Aku ikut mengerutkan kening. Mengejar Abib? Kenapa harus sampai ke laki-laki itu? Bahkan aku tidak lagi mengingatnya setelah menikah dengan Daffin. Padahal Daffin sendiri yang mengatakan kalau pernikahan kami hanya sampai setahun demi menjaga perasaan dua keluarga. Dia yang sepertinya terpaksa dengan pilihan bunda.

"Apasih ngaco banget. Kenapa bawa-bawa Abib. Gak nyambung."

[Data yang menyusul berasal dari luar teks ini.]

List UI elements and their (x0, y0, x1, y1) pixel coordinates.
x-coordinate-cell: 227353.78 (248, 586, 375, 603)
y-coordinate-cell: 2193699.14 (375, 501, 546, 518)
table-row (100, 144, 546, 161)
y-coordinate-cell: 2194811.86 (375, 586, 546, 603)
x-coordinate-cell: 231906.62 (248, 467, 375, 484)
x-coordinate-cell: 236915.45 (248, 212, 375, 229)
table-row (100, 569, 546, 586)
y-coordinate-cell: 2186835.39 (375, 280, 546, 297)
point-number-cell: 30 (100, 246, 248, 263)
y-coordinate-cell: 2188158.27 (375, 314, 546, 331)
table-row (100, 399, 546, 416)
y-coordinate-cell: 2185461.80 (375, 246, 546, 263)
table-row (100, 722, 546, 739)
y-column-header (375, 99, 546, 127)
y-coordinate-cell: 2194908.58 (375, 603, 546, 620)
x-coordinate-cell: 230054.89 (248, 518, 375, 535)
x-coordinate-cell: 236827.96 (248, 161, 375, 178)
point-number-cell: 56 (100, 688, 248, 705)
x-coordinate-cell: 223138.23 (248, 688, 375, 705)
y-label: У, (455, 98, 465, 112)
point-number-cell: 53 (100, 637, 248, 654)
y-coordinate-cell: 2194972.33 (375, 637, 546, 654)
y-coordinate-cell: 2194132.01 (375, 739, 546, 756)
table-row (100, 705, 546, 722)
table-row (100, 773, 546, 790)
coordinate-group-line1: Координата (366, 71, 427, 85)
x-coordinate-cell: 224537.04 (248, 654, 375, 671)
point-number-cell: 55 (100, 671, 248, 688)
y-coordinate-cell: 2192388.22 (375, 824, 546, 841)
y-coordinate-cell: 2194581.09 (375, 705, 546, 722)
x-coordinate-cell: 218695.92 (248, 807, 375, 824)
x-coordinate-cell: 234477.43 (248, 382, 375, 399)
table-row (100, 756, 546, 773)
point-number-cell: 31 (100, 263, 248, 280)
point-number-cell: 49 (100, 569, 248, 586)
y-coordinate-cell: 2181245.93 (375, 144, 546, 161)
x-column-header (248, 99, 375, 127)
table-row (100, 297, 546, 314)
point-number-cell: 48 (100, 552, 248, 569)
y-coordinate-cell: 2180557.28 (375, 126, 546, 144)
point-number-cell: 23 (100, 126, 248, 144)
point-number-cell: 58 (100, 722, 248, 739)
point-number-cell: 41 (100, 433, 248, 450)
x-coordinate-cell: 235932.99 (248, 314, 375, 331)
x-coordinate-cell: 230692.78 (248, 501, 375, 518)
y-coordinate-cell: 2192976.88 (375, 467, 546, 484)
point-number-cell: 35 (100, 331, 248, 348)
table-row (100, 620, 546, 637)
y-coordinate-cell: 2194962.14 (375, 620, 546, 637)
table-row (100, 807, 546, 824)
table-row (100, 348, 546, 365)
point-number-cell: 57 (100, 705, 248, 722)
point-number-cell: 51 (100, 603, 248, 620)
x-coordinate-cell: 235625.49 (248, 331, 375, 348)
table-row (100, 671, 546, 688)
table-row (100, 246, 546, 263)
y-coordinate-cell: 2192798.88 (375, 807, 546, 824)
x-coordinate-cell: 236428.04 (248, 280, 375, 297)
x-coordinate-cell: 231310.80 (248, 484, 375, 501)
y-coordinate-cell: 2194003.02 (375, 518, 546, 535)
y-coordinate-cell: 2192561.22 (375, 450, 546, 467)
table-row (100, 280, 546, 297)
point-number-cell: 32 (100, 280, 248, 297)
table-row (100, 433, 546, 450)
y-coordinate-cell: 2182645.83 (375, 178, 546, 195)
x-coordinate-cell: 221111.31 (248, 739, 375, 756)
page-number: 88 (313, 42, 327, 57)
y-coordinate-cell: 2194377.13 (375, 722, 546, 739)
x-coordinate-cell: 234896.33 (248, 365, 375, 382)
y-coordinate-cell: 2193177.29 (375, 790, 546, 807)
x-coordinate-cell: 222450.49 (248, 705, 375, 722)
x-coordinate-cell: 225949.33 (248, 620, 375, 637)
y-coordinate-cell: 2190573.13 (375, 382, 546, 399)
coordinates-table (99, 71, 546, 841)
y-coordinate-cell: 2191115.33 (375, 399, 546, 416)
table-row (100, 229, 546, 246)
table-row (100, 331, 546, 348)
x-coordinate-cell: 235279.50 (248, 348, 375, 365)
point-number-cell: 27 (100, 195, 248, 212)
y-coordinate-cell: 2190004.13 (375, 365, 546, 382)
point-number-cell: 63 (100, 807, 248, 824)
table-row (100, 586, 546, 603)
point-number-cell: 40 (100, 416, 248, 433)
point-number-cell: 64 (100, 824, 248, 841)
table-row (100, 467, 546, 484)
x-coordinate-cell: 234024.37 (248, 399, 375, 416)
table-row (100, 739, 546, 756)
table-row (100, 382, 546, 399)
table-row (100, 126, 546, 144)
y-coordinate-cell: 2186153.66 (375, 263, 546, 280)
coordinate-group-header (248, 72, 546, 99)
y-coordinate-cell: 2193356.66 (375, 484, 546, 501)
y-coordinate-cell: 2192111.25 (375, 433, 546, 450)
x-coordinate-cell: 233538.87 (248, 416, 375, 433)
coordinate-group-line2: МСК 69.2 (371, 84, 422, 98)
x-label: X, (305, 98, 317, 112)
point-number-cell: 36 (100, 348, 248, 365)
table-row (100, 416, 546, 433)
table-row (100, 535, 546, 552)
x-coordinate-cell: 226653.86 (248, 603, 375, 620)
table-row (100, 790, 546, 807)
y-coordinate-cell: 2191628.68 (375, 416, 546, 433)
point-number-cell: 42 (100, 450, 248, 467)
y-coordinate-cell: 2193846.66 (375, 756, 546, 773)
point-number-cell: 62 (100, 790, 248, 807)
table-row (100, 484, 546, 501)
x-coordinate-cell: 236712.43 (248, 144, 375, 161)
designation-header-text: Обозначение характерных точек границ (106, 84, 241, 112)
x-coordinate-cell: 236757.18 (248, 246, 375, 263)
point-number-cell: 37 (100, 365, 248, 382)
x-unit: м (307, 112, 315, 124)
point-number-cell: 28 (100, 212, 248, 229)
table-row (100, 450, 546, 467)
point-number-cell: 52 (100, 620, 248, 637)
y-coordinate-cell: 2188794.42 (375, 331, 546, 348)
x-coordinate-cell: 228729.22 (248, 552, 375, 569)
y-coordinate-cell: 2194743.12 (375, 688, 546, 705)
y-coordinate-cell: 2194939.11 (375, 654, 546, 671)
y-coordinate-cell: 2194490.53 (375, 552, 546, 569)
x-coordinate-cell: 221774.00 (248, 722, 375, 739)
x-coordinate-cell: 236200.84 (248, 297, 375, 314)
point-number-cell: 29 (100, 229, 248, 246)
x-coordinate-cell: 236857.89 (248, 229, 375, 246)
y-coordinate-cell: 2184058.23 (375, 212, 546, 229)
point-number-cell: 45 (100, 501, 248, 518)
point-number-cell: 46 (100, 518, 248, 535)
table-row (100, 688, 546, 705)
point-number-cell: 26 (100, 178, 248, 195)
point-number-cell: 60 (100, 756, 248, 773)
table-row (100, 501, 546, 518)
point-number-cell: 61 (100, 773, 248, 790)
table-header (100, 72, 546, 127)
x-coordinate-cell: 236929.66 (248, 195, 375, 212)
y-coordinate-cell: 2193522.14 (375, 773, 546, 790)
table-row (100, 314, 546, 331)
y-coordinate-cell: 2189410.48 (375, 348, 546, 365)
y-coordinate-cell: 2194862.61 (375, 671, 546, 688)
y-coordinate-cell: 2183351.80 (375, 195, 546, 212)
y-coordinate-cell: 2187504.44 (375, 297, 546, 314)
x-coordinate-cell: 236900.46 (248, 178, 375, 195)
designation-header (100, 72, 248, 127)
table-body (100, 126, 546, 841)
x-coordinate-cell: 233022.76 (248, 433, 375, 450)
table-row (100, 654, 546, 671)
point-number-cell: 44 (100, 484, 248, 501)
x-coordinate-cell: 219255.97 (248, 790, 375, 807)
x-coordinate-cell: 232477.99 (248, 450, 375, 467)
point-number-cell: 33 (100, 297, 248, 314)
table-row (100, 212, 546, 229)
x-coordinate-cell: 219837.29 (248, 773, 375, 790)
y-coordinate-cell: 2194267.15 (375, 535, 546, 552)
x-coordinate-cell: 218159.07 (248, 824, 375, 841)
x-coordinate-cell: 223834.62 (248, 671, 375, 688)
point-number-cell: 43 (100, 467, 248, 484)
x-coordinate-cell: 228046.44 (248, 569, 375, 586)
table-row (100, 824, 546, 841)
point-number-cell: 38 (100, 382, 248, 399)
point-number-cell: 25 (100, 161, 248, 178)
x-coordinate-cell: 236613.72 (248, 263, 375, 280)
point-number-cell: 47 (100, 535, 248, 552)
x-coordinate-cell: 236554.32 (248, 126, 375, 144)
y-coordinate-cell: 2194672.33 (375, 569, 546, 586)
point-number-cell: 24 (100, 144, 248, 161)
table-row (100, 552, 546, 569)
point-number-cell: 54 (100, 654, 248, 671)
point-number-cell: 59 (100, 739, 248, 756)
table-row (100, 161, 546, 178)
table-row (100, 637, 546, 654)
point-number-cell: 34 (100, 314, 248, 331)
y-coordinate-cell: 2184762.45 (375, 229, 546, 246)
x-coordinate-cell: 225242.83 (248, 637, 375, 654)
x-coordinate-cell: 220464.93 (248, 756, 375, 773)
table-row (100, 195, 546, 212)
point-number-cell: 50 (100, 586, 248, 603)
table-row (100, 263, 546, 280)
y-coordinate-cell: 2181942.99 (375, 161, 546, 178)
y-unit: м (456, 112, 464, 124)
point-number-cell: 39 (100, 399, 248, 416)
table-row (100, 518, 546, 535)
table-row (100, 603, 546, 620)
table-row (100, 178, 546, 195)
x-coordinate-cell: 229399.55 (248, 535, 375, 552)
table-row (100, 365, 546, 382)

Daffin mengedikkan bahu, lalu keluar dari kamarku. Entah apa lagi yang akan dia bawa kemari. Benar-benar memenuhi kamarku saja. Padahal kamarnya di sebelah lebih luas dari kamarku saat ini.

Aku menatap pintu kamar yang terbuka lebar. Daffin kembali masuk dengan satu koper yang dia seret. Aku berdecak melihat kelakuannya. Rasanya tidak tega juga harus membohonginya tentang bunda dan ayah yang akan datang.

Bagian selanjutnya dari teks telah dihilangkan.